Dr Amruta Gadge, an Indian physicist working in the UK, has redefined working from home during the coronavirus lockdown, while also making a major breakthrough in science. She has successfully created the “fifth state of matter” – formally known as the Bose-Einstein Condensate (BEC) – remotely from her living room, two miles away from her laboratory.
The fifth state of matter – the other four being solid, liquid, gas, and plasma – is produced when a group of atoms is cooled to the point that they cluster together and behave as one entity.
A researcher at University of Sussex, Gadge used her computer at home to create BEC.
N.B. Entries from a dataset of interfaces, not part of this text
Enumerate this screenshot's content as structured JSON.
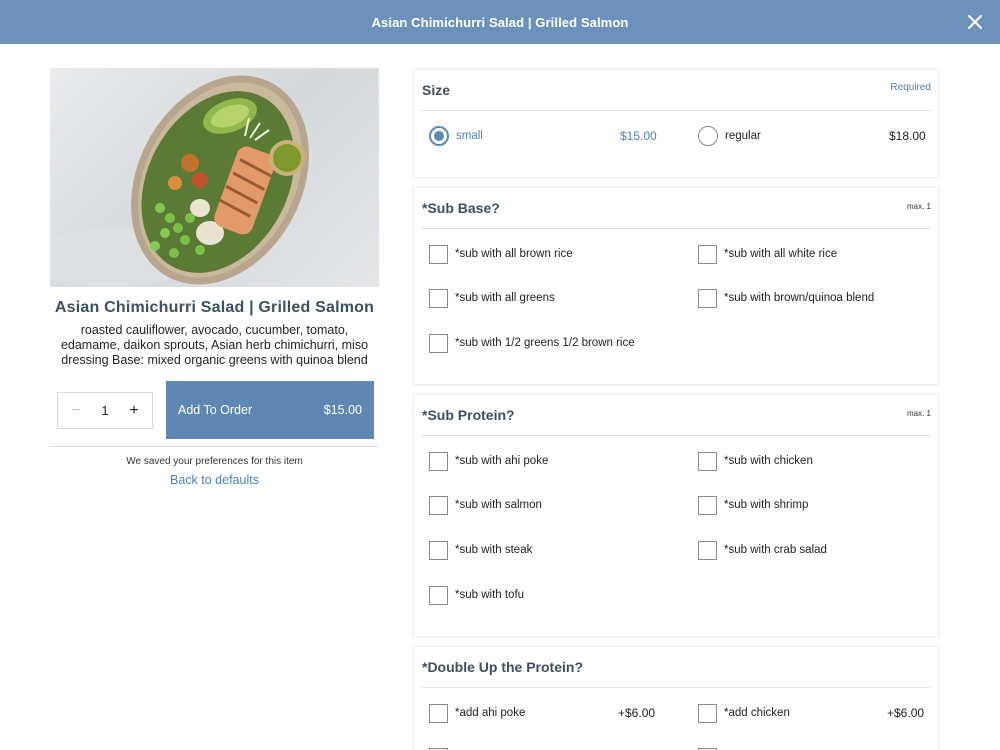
{
  "header": {
    "title": "Asian Chimichurri Salad | Grilled Salmon"
  },
  "item": {
    "title": "Asian Chimichurri Salad | Grilled Salmon",
    "description": "roasted cauliflower, avocado, cucumber, tomato, edamame, daikon sprouts, Asian herb chimichurri, miso dressing Base: mixed organic greens with quinoa blend"
  },
  "order": {
    "quantity": "1",
    "minus": "−",
    "plus": "+",
    "add_label": "Add To Order",
    "add_price": "$15.00"
  },
  "preferences": {
    "saved_text": "We saved your preferences for this item",
    "back_link": "Back to defaults"
  },
  "size": {
    "title": "Size",
    "required": "Required",
    "options": [
      {
        "label": "small",
        "price": "$15.00",
        "selected": true
      },
      {
        "label": "regular",
        "price": "$18.00",
        "selected": false
      }
    ]
  },
  "sub_base": {
    "title": "*Sub Base?",
    "max": "max. 1",
    "options": [
      "*sub with all brown rice",
      "*sub with all white rice",
      "*sub with all greens",
      "*sub with brown/quinoa blend",
      "*sub with 1/2 greens 1/2 brown rice"
    ]
  },
  "sub_protein": {
    "title": "*Sub Protein?",
    "max": "max. 1",
    "options": [
      "*sub with ahi poke",
      "*sub with chicken",
      "*sub with salmon",
      "*sub with shrimp",
      "*sub with steak",
      "*sub with crab salad",
      "*sub with tofu"
    ]
  },
  "double_protein": {
    "title": "*Double Up the Protein?",
    "options": [
      {
        "label": "*add ahi poke",
        "price": "+$6.00"
      },
      {
        "label": "*add chicken",
        "price": "+$6.00"
      }
    ]
  },
  "colors": {
    "header_bg": "#6c92bb",
    "accent": "#5e87b3",
    "link": "#4f81b5"
  }
}
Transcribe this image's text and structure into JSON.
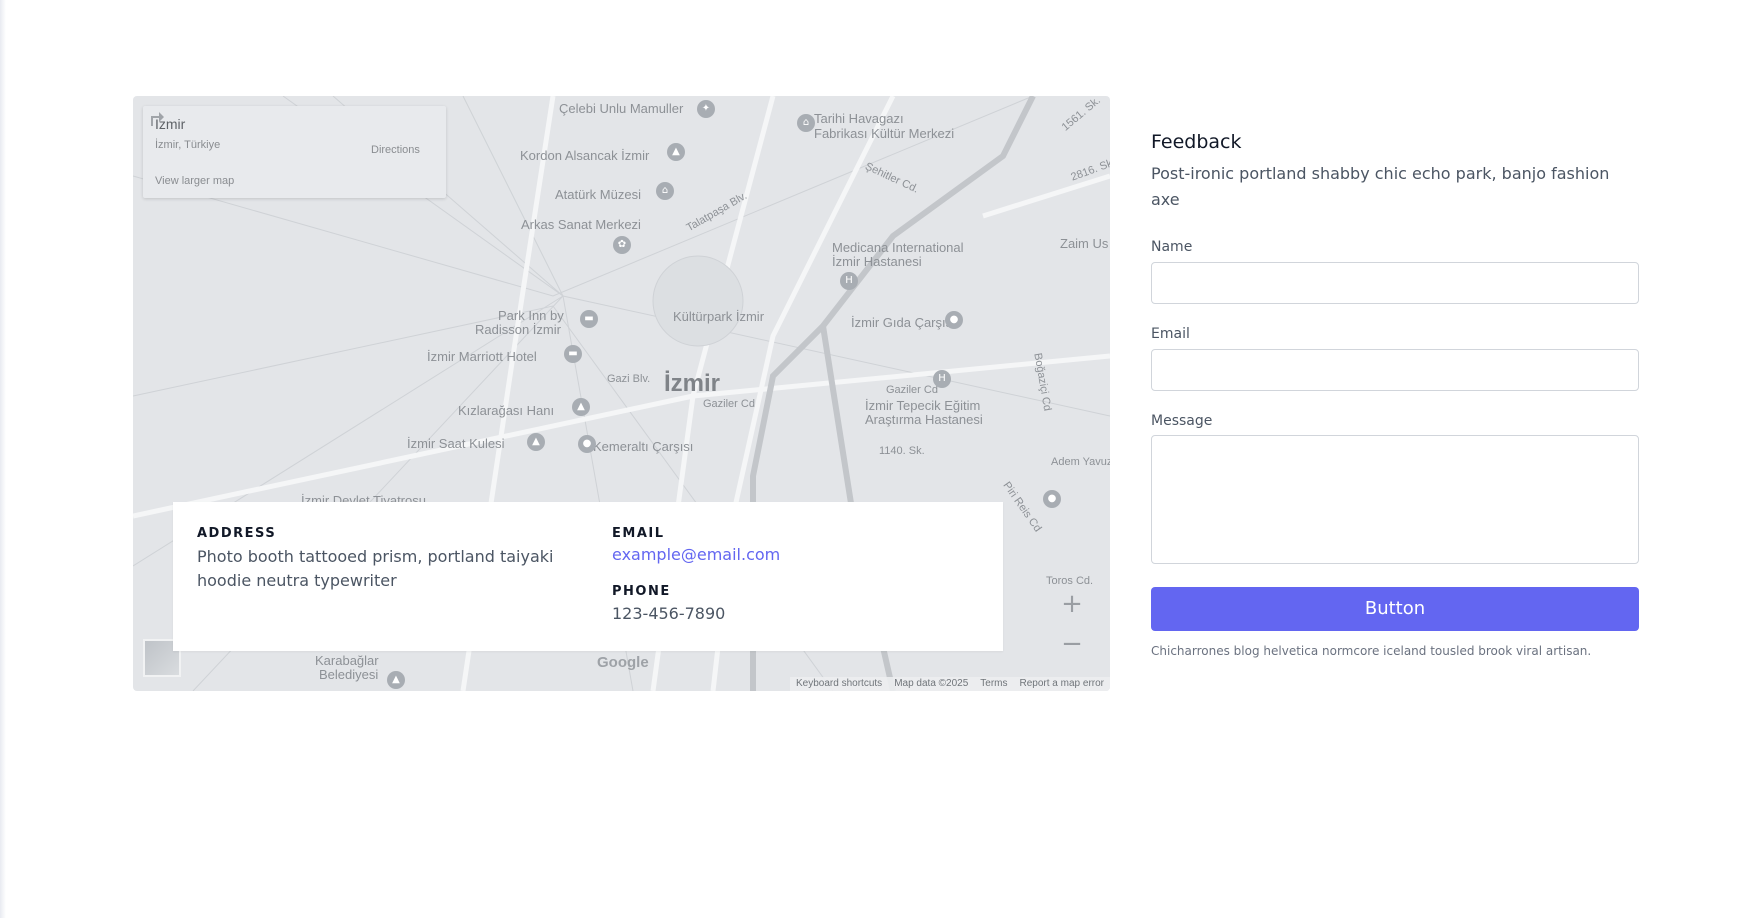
{
  "map": {
    "place_name": "İzmir",
    "place_region": "İzmir, Türkiye",
    "view_larger": "View larger map",
    "directions": "Directions",
    "city_label": "İzmir",
    "labels": {
      "l1": "Çelebi Unlu Mamuller",
      "l2": "Tarihi Havagazı",
      "l3": "Fabrikası Kültür Merkezi",
      "l4": "Kordon Alsancak İzmir",
      "l5": "Atatürk Müzesi",
      "l6": "Arkas Sanat Merkezi",
      "l7": "Medicana International",
      "l8": "İzmir Hastanesi",
      "l9": "Kültürpark İzmir",
      "l10": "Park Inn by",
      "l11": "Radisson İzmir",
      "l12": "İzmir Gıda Çarşısı",
      "l13": "İzmir Marriott Hotel",
      "l14": "Kızlarağası Hanı",
      "l15": "İzmir Tepecik Eğitim",
      "l16": "Araştırma Hastanesi",
      "l17": "İzmir Saat Kulesi",
      "l18": "Kemeraltı Çarşısı",
      "l19": "Karabağlar",
      "l20": "Belediyesi",
      "l21": "Gazi Blv.",
      "l22": "Gaziler Cd",
      "l23": "Talatpaşa Blv.",
      "l24": "Şehitler Cd.",
      "l25": "1140. Sk.",
      "l26": "Zaim Us",
      "l27": "Adem Yavuz",
      "l28": "Toros Cd.",
      "l29": "Piri Reis Cd",
      "l30": "Boğaziçi Cd",
      "l31": "1561. Sk.",
      "l32": "2816. Sk.",
      "l33": "İzmir Devlet Tiyatrosu"
    },
    "google": "Google",
    "attribution": [
      "Keyboard shortcuts",
      "Map data ©2025",
      "Terms",
      "Report a map error"
    ]
  },
  "info": {
    "address_heading": "ADDRESS",
    "address_text": "Photo booth tattooed prism, portland taiyaki hoodie neutra typewriter",
    "email_heading": "EMAIL",
    "email_value": "example@email.com",
    "phone_heading": "PHONE",
    "phone_value": "123-456-7890"
  },
  "feedback": {
    "title": "Feedback",
    "description": "Post-ironic portland shabby chic echo park, banjo fashion axe",
    "name_label": "Name",
    "email_label": "Email",
    "message_label": "Message",
    "button_label": "Button",
    "note": "Chicharrones blog helvetica normcore iceland tousled brook viral artisan."
  },
  "colors": {
    "accent": "#6366f1",
    "map_bg": "#e3e5e8"
  }
}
This is reportedly the first instance of BEC being created remotely in an environment where it didn’t previously exist.
This Could Have Revolutionary Implications For Science
The BEC was predicted in 1924 by Albert Einstein and Satyendra Nath Bose. Scientists have been studying BEC for decades, but its application has mostly been hypothetical. It’s incredibly exciting to see the theoretical prediction being increasingly executed and proven.
However, this is not the first incident of the fifth state of matter being created. The first instance of it being accomplished was over 20 years ago in 1995, in a laboratory.
Gadge’s success lies in having achieved the creation of BEC remotely. It has path-breaking implications for scientific experimentations in the future.
It opens up the possibilities of operating quantum technology and running experiments in inaccessible places like underground, in space, in submarines, or in extreme climates.
Gadge being able to generate BEC with remote supervision and tools is a blueprint that can be referred to for future experiments that can be conducted remotely.
For example, prepared experiments could be sent on unmanned spacecrafts, and controlled remotely from Earth. Any experiment could be sent by researchers, on journeys that don’t have experts or professionals on board. When handled with the right care, their work can be preserved during the transit, delivered securely, and controlled remotely.
Gadge Asserts That Everyone Has A Right To Be In The Field They Choose
Gadge admits that the process was not an easy one. Given how sensitive the experiment was, the process required extreme focus and patience.
“I spent many hours optimising and running the cooling sequence before the BEC happened. It was a laborious effort but one that was completely worth it. I just wish I wasn’t locked down at home so I had someone to enjoy it with. Of course, the team met over Zoom to celebrate!” she says.
She credits her mother, a physics teacher, for always encouraging and inspiring her to take up challenges and push boundaries.
Gadge is aware of the gender ratio disparity in STEM fields. She is a firm believer that everyone should have access to their passions, and refuses to let gendered beliefs suppress her thirst for discovery.
Her message to other young women with a vision to enter this field – “Keep asking questions and never let your thirst for discovery be curbed. Always believe in yourself. You have the same right as anyone else to be there in the arena you choose!”